Claro, ela conhecia muito bem a matéria dos produtos que vendia: não se pode trabalhar em uma livraria e não ter certa cultura.
Digamos, porém, que o meu amor dava-me asas para correr à livraria mais próxima de casa (nem a maior, nem a mais abastecida), chegando antes que a moça pudesse ver os últimos lançamentos e constatar que nada havia de estranho no meu pedido.
A “ignorança” de Manoel de Barros é a ignorância no momento em que ainda ignora si mesma. É ignorância em estado puro. Ela me carrega para Alberto Caeiro, como se eu fosse Dona Flor. É inevitável. Caeiro dizia: “a única inocência é não pensar”. Penso, logo... ignorar é uma espécie de oásis para a caravana das almas curiosas.
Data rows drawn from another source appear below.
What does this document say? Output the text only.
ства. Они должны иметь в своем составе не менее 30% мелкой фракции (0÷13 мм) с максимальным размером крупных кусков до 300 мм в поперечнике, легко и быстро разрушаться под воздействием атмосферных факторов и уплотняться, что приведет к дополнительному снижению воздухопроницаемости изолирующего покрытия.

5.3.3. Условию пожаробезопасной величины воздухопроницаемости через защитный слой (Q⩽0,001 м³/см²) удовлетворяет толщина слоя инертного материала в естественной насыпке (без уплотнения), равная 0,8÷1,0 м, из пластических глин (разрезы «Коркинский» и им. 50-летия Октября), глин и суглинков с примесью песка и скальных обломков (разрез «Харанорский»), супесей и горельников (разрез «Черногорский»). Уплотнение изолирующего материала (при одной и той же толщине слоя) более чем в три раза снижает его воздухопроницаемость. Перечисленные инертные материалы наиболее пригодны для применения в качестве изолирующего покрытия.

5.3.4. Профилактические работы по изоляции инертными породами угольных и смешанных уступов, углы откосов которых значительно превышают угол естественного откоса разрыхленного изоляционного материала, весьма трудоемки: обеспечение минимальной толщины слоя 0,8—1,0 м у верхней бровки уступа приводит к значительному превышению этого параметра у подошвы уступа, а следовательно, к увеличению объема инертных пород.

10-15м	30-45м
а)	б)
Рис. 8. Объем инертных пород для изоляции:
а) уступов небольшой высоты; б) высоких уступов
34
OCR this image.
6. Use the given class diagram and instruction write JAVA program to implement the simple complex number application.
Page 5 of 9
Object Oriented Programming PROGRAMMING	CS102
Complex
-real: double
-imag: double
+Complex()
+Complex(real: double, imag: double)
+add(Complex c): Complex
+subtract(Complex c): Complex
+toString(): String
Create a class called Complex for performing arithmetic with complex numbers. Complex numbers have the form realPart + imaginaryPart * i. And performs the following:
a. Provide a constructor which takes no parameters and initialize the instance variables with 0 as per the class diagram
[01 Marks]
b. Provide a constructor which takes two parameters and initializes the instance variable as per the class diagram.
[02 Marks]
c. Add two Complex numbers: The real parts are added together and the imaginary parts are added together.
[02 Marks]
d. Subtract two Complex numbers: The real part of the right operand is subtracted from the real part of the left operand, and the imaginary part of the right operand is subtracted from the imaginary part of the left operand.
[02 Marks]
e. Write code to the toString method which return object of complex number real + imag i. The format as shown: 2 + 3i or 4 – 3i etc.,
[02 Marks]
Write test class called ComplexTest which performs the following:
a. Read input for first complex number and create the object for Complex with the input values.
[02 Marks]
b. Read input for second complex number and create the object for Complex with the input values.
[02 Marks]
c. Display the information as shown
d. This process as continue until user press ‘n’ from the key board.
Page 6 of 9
Ignorar exige árduo aprendizado, requer sensibilidade para intuir quando estamos diante de algo desconhecido. Cobra-nos humildade.
A palavra faca, por exemplo. Esse termo que dispensa escola e teorias, que nos acompanha diariamente. Esse termo era desconhecido para mim. Só recentemente descobri que a acepção foi incorporada ao português na aurora do nosso esplendor gramatical e tem paternidade muito controversa, do crível latim, passando pelos convincentes inglês e árabe, até as pouco prováveis origens do banto, sudanês ou francês, este por assimilação fonética. Quem ignora precisa buscar respostas: bendita ignorância que desfamiliariza o que parecera até então igual a si mesmo na sua função ordinária!
Mas não falta quem se coloque do outro lado, usando a ignorância alheia como um punhal. Tenho aversão a essas posturas. Confesso publicamente desconhecer o sentido de muitos jargões e sempre irei perder as disputas com meus pares, prontos a pedir à minha memória o preciso conceito e uso de estandarte, padrão e outras palavras ainda mais esdrúxulas. Curvo-me a seu poder, como a costureira curva-se aos pés de uma baronesa. Recolho meus alfinetes e aguardo o dia em que darei o ponto entre as palavras, farei babados e plissês. Escreverei a vida secreta do linguajar vulgar.
Os verdadeiros ignorantes têm essa vantagem: uma vida inteira pela frente. E sempre terão, enquanto a língua for, como de fato é, viva.